Now new curbs are being urged by groups concerned that Jakarta has done far too little to address the culture of impunity in its vast military and the sprawling business empire with which it supplements its 32.6 trillion rupiah ($4 billion) official budget – and from which parliament has ordered it to completely withdraw by 2009.

US Foreign Secretary Condoleezza Rice has argued against the 25 per cent restriction in military aid being considered by Congress that would try to force Jakarta's hand.

Instead, Defence Minister Juwono Sudarsono has told parliament Dr Rice suggested three conditions that should be met in order for the full $US8 million ($9.5 million) funding bill – a small part of Washington's proposed $US34.2 billion 2008 foreign aid budget – to pass.

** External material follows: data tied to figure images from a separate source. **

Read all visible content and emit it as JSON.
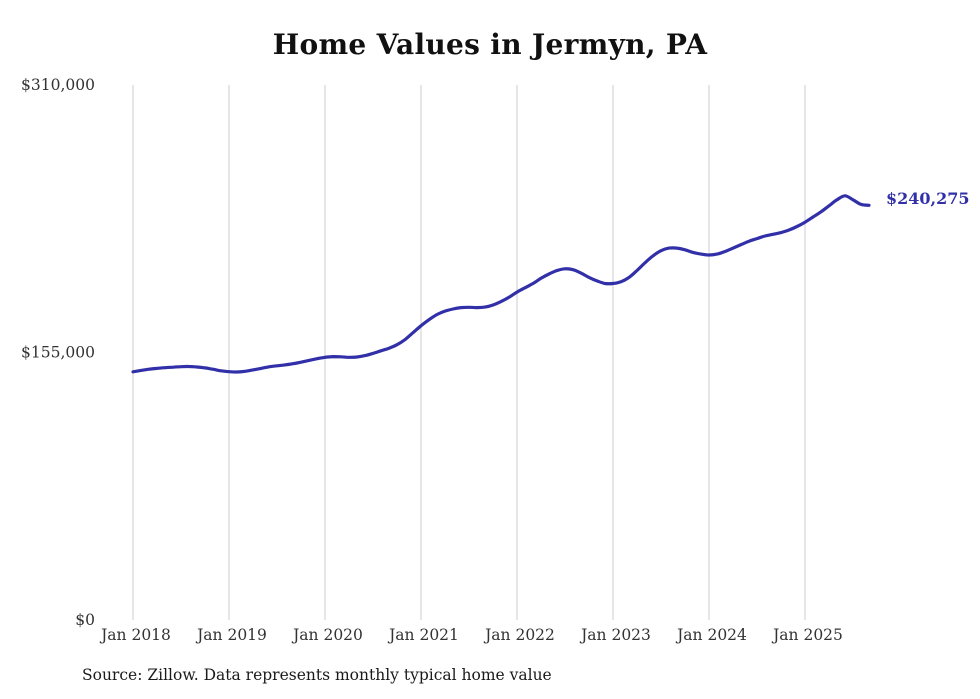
{
  "title": "Home Values in Jermyn, PA",
  "end_value_label": "$240,275",
  "source_note": "Source: Zillow. Data represents monthly typical home value",
  "colors": {
    "line": "#3230a8",
    "grid": "#cccccc",
    "axis_text": "#333333",
    "title_text": "#111111",
    "background": "#ffffff"
  },
  "chart_data": {
    "type": "line",
    "title": "Home Values in Jermyn, PA",
    "series_name": "Monthly typical home value",
    "x_start": "2018-01",
    "x_end": "2025-09",
    "frequency": "monthly",
    "x_tick_labels": [
      "Jan 2018",
      "Jan 2019",
      "Jan 2020",
      "Jan 2021",
      "Jan 2022",
      "Jan 2023",
      "Jan 2024",
      "Jan 2025"
    ],
    "y_tick_labels": [
      "$310,000",
      "$155,000",
      "$0"
    ],
    "y_tick_values": [
      310000,
      155000,
      0
    ],
    "ylim": [
      0,
      310000
    ],
    "grid": "vertical-gridlines-at-january-only",
    "legend": "none",
    "end_value": 240275,
    "end_label": "$240,275",
    "values": [
      143800,
      144600,
      145300,
      145800,
      146200,
      146500,
      146800,
      146900,
      146600,
      146100,
      145300,
      144400,
      143900,
      143700,
      144100,
      144900,
      145800,
      146700,
      147300,
      147800,
      148500,
      149400,
      150400,
      151400,
      152200,
      152600,
      152500,
      152200,
      152400,
      153200,
      154500,
      156000,
      157500,
      159500,
      162500,
      166500,
      170500,
      174000,
      177000,
      179000,
      180200,
      181000,
      181200,
      181000,
      181300,
      182500,
      184500,
      187000,
      190000,
      192500,
      195000,
      198000,
      200500,
      202500,
      203500,
      203000,
      201000,
      198500,
      196500,
      195000,
      195000,
      196000,
      198500,
      202500,
      207000,
      211000,
      214000,
      215500,
      215500,
      214500,
      213000,
      212000,
      211500,
      212000,
      213500,
      215500,
      217500,
      219500,
      221000,
      222500,
      223500,
      224500,
      226000,
      228000,
      230500,
      233500,
      236500,
      240000,
      243500,
      245800,
      243500,
      240800,
      240275
    ]
  }
}
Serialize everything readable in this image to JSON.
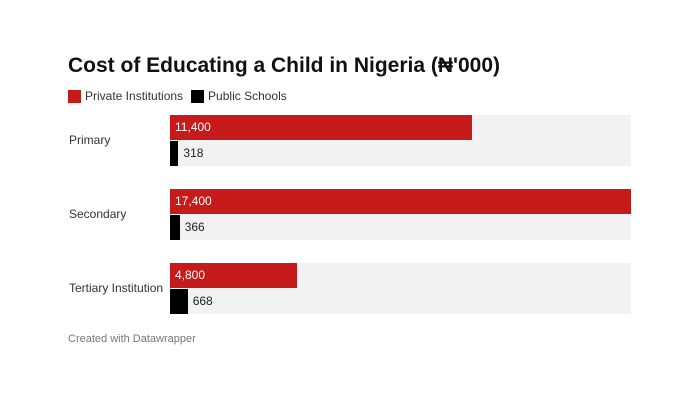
{
  "chart_data": {
    "type": "bar",
    "orientation": "horizontal",
    "title": "Cost of Educating a Child in Nigeria (₦'000)",
    "categories": [
      "Primary",
      "Secondary",
      "Tertiary Institution"
    ],
    "series": [
      {
        "name": "Private Institutions",
        "values": [
          11400,
          17400,
          4800
        ],
        "labels": [
          "11,400",
          "17,400",
          "4,800"
        ],
        "color": "#c71b1b"
      },
      {
        "name": "Public Schools",
        "values": [
          318,
          366,
          668
        ],
        "labels": [
          "318",
          "366",
          "668"
        ],
        "color": "#000000"
      }
    ],
    "xlim": [
      0,
      17400
    ],
    "legend": "top-left",
    "grid": false
  },
  "footer": "Created with Datawrapper"
}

These included the prosecution of former military chief General Wiranto, who presided over the 1999 bloodletting, total reform of Indonesia's military structure, and the reining in of its private business arrangements, which include illegal logging, fishing, sand mining and weapons trading.

But a cocky Mr Sudarsono told parliament he was not concerned that the proposal to withhold $US2 million of the $US8 million in aid would succeed. "There are many US Congress members sympathetic to the TNI (Indonesian military)," Mr Sudarsono said. "We don't need to worry."

TNI spokesman Sagom Tamboen was just as sanguine yesterday, telling The Australian: "If in fact the restrictions are put in place, we believe that the Government will have other options... anyway, we're accustomed to limitations."

As for any prosecutions against General Wiranto, the Indonesia-East Timor Truth and Friendship Commission – on which hopes for effective reconciliation are pinned – has the power to grant complete amnesty to anyone it finds guilty of human rights breaches.

Indonesia's military continues to find itself squirming in the human rights spotlight, with current chief Djoko Suyanto fronting a parliamentary committee this week to answer allegations that the recent shooting deaths of four civilians and an unborn child at the hands of Navy marines were murder.

The dead, including a woman hiding in her kitchen, were killed during a land rights dispute in East Java by what the military has claimed were bullets ricocheting upwards after being fired into soft earth. "I think calling it murder is completely inappropriate," General Suyanto objected.

Thirteen marines are to face trial over the shootings in a military tribunal, but there will be no criminal proceedings.